How iconic is the tower? Wilson noted that one of the photos in his office is of an employee who worked here, lived in the neighborhood and had the bottle tattooed on her leg. Both Harbison and the neighbors are thrilled that Wilson was able to restore it to like-new condition.
And it turns out that Wilson’s experience as an accidental developer has made him hungry for more. Literally: “We’re actually developing another project a few blocks from here that has purpose-built food manufacturing spaces,” he says.
“It’s gratifying, taking existing buildings that have gone into disrepair, digging up their history and bringing them back to life.”
The first residential tenants have already moved into the building, which is in the home stretch towards completion.
The Harbisons Dairy by the Numbers
Address: 2041 Coral St., Philadelphia, Pa. 19125
Total number of units: 86 studio, one- and two-bedroom apartments, ranging in size from 440 to 1,125 square feet; studios range from 440 to 525 square feet, one-bedrooms from 460 to 925 square feet, and two-bedrooms from 800 to 1,175 square feet. Thirty of the units have private outdoor terraces.

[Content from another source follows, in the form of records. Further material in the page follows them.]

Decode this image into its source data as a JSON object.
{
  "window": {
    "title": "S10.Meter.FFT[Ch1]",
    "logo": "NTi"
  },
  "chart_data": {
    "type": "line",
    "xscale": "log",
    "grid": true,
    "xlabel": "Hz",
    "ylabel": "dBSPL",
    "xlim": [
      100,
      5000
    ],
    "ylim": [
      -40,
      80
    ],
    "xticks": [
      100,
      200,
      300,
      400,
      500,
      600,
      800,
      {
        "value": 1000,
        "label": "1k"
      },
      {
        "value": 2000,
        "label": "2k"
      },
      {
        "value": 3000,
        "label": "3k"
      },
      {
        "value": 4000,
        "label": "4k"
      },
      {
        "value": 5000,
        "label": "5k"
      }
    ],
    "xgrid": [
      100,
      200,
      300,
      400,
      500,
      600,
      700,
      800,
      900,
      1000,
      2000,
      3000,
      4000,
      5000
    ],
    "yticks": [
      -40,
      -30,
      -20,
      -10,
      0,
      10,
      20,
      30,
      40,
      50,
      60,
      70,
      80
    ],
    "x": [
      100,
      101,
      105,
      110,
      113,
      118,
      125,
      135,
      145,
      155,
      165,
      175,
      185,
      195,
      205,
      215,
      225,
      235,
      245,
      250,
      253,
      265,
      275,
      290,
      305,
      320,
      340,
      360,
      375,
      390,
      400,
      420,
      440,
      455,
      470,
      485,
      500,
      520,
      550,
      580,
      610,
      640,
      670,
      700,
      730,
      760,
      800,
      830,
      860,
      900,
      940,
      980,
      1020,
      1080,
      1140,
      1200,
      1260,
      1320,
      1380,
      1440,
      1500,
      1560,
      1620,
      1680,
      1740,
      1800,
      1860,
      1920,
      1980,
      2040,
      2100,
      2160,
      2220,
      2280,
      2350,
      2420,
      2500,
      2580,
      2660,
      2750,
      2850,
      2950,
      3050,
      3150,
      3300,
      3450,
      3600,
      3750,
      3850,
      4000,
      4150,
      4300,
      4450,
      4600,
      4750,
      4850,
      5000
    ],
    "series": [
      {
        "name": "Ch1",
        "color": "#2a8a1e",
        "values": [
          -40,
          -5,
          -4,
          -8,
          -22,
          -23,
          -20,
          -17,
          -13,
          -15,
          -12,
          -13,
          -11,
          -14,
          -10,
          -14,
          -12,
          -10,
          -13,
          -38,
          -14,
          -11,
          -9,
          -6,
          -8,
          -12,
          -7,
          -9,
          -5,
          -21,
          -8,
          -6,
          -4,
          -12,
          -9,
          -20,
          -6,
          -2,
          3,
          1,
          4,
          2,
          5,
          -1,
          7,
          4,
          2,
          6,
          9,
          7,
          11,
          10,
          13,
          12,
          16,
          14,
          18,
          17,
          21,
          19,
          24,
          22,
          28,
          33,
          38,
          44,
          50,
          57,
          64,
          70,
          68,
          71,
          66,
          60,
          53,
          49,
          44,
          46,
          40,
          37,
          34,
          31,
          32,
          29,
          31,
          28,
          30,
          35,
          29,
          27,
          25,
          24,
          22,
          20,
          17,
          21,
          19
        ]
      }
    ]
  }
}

Total number of parking spaces: None
Pet policy: Pets welcome, up to two per unit. The building has a dog walk on its roof deck and a dog wash station on its fourth floor. Contact leasing office for details about rent, size and breed restrictions, if any.
Rents: Studio units, $1,000 to $1,305 per month; one-bedrooms, $1,225 to $1,695 per month; two-bedrooms, $1,695 to $1,850 per month.
More information: Harbisons Dairy website; 215-596-4620
Updated Nov. 6th, 2:55 p.m., to correct Pop! Promos’ corporate history, the number of buildings in the Harbisons’ complex, the status of the residential component and add information about how it got its historic designation. Updated Nov. 9th, 1:11 p.m., to properly credit the photo of Sterling Wilson. Updated Nov. 24th, 10:59 p.m., to credit the creator of the renderings. Updated Dec. 24th, 8:07 a.m., to credit the designer of Pop! Promos’s offices.